In terms of textbook content from an advanced standpoint, this study maintains the original content of vector historical development and closely integrates with high school textbooks. The results show that the content of textbook is mainly vector content in classical mathematics period, which is not integrated with vector content under the definition of vector space in modern mathematics, and neglects the mathematical thought of axiom and structure in vector content.

In terms of the structure of textbooks, the interpretation structure model of the core knowledge of textbooks of Beijing Normal University’s edition and PEP’s edition shows that the basic hierarchy of the two versions of the textbook is the same, the core knowledge hierarchy is the operation of vector.

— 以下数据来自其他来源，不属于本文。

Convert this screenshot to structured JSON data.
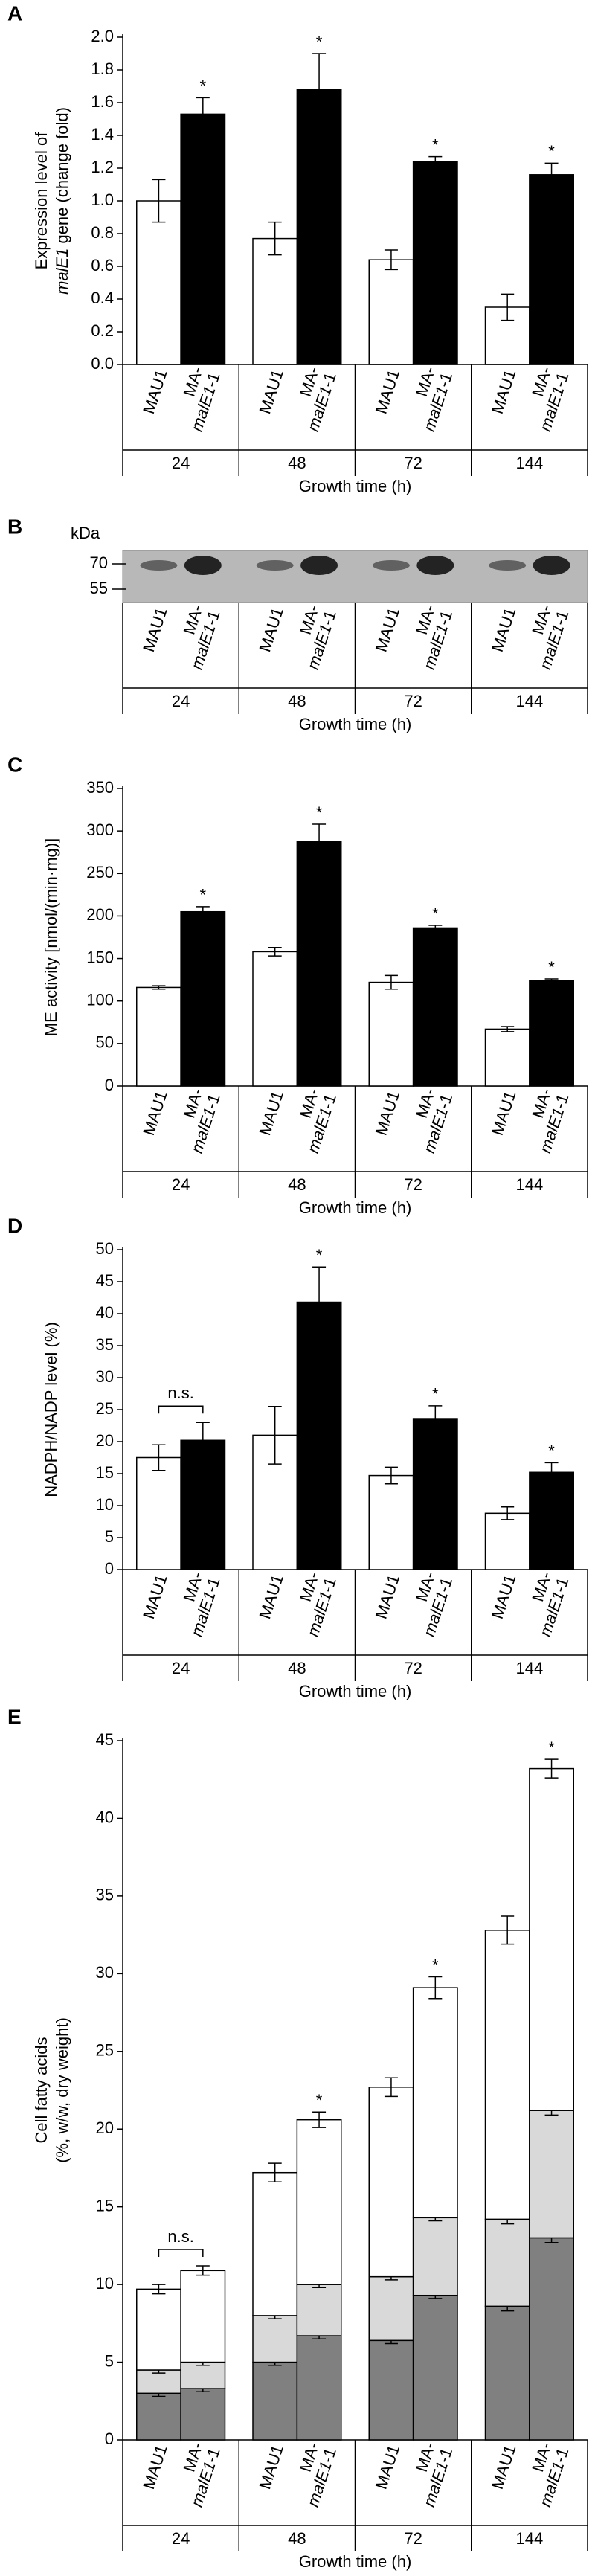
{
  "chart_data": [
    {
      "type": "bar",
      "panel_label": "A",
      "y_label": [
        "Expression level of",
        "malE1",
        "gene (change fold)"
      ],
      "ylim": [
        0,
        2.0
      ],
      "yticks": [
        {
          "value": 0,
          "label": "0.0"
        },
        0.2,
        0.4,
        0.6,
        0.8,
        {
          "value": 1,
          "label": "1.0"
        },
        1.2,
        1.4,
        1.6,
        1.8,
        {
          "value": 2,
          "label": "2.0"
        }
      ],
      "groups": [
        "24",
        "48",
        "72",
        "144"
      ],
      "strains": [
        [
          "MAU1"
        ],
        [
          "MA-",
          "malE1",
          "-1"
        ]
      ],
      "xlabel": "Growth time (h)",
      "series": [
        {
          "color": "#ffffff",
          "values": [
            1.0,
            0.77,
            0.64,
            0.35
          ],
          "errors": [
            0.13,
            0.1,
            0.06,
            0.08
          ],
          "marks": [
            null,
            null,
            null,
            null
          ]
        },
        {
          "color": "#000000",
          "values": [
            1.53,
            1.68,
            1.24,
            1.16
          ],
          "errors": [
            0.1,
            0.22,
            0.03,
            0.07
          ],
          "marks": [
            "*",
            "*",
            "*",
            "*"
          ]
        }
      ]
    },
    {
      "type": "blot",
      "panel_label": "B",
      "unit": "kDa",
      "markers": [
        "70",
        "55"
      ],
      "groups": [
        "24",
        "48",
        "72",
        "144"
      ],
      "strains": [
        [
          "MAU1"
        ],
        [
          "MA-",
          "malE1",
          "-1"
        ]
      ],
      "xlabel": "Growth time (h)"
    },
    {
      "type": "bar",
      "panel_label": "C",
      "y_label": [
        "ME activity [nmol/(min·mg)]"
      ],
      "ylim": [
        0,
        350
      ],
      "yticks": [
        0,
        50,
        100,
        150,
        200,
        250,
        300,
        350
      ],
      "groups": [
        "24",
        "48",
        "72",
        "144"
      ],
      "strains": [
        [
          "MAU1"
        ],
        [
          "MA-",
          "malE1",
          "-1"
        ]
      ],
      "xlabel": "Growth time (h)",
      "series": [
        {
          "color": "#ffffff",
          "values": [
            116,
            158,
            122,
            67
          ],
          "errors": [
            2,
            5,
            8,
            3
          ],
          "marks": [
            null,
            null,
            null,
            null
          ]
        },
        {
          "color": "#000000",
          "values": [
            205,
            288,
            186,
            124
          ],
          "errors": [
            6,
            20,
            3,
            2
          ],
          "marks": [
            "*",
            "*",
            "*",
            "*"
          ]
        }
      ]
    },
    {
      "type": "bar",
      "panel_label": "D",
      "y_label": [
        "NADPH/NADP level (%)"
      ],
      "ylim": [
        0,
        50
      ],
      "yticks": [
        0,
        5,
        10,
        15,
        20,
        25,
        30,
        35,
        40,
        45,
        50
      ],
      "groups": [
        "24",
        "48",
        "72",
        "144"
      ],
      "strains": [
        [
          "MAU1"
        ],
        [
          "MA-",
          "malE1",
          "-1"
        ]
      ],
      "xlabel": "Growth time (h)",
      "ns_labels": [
        "n.s.",
        null,
        null,
        null
      ],
      "series": [
        {
          "color": "#ffffff",
          "values": [
            17.5,
            21,
            14.7,
            8.8
          ],
          "errors": [
            2,
            4.5,
            1.3,
            1
          ],
          "marks": [
            null,
            null,
            null,
            null
          ]
        },
        {
          "color": "#000000",
          "values": [
            20.2,
            41.8,
            23.6,
            15.2
          ],
          "errors": [
            2.8,
            5.5,
            2,
            1.5
          ],
          "marks": [
            null,
            "*",
            "*",
            "*"
          ]
        }
      ]
    },
    {
      "type": "stacked_bar",
      "panel_label": "E",
      "y_label": [
        "Cell fatty acids",
        "(%, w/w, dry weight)"
      ],
      "ylim": [
        0,
        45
      ],
      "yticks": [
        0,
        5,
        10,
        15,
        20,
        25,
        30,
        35,
        40,
        45
      ],
      "groups": [
        "24",
        "48",
        "72",
        "144"
      ],
      "strains": [
        [
          "MAU1"
        ],
        [
          "MA-",
          "malE1",
          "-1"
        ]
      ],
      "xlabel": "Growth time (h)",
      "ns_labels": [
        "n.s.",
        null,
        null,
        null
      ],
      "series": [
        {
          "segments": [
            {
              "color": "#808080",
              "values": [
                3.0,
                5.0,
                6.4,
                8.6
              ],
              "errors": [
                0.2,
                0.2,
                0.2,
                0.3
              ]
            },
            {
              "color": "#d9d9d9",
              "values": [
                1.5,
                3.0,
                4.1,
                5.6
              ],
              "errors": [
                0.2,
                0.2,
                0.2,
                0.3
              ]
            },
            {
              "color": "#ffffff",
              "values": [
                5.2,
                9.2,
                12.2,
                18.6
              ],
              "errors": [
                0.3,
                0.6,
                0.6,
                0.9
              ]
            }
          ],
          "marks": [
            null,
            null,
            null,
            null
          ]
        },
        {
          "segments": [
            {
              "color": "#808080",
              "values": [
                3.3,
                6.7,
                9.3,
                13.0
              ],
              "errors": [
                0.2,
                0.2,
                0.2,
                0.3
              ]
            },
            {
              "color": "#d9d9d9",
              "values": [
                1.7,
                3.3,
                5.0,
                8.2
              ],
              "errors": [
                0.2,
                0.2,
                0.2,
                0.3
              ]
            },
            {
              "color": "#ffffff",
              "values": [
                5.9,
                10.6,
                14.8,
                22.0
              ],
              "errors": [
                0.3,
                0.5,
                0.7,
                0.6
              ]
            }
          ],
          "marks": [
            null,
            "*",
            "*",
            "*"
          ]
        }
      ]
    }
  ]
}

The knowledge of vector projection appears after the knowledge of scalar product, and attaches great important to calculating the projection by scalar product. Generally speaking, the BNU’s Edition attaches great importance to the connection between vector algebra and geometry, while the PEP’s attaches great importance to the algebraic operation of vector.

In terms of correlation analysis, in addition to using Pearson correlation analysis to study the correlation between students' academic performance in vector geometry and algebraic properties, the study also creatively uses generalized correlation measurement. The results show that there is a strong positive correlation between students' academic performance in geometry and algebra, and students' academic performance in algebra has a greater impact on their academic performance in geometry. This shows that in the course of textbook compilation, we should pay proper attention to the transmission of vector knowledge algebraic thought.

Based on the above research results, this study mainly gives the opinions of textbook writing and the corresponding examples from three aspects, those are the definition of vector, the establishment of the relationship between directed segment and ordered real numbers set, vector projection and the definition of scalar product.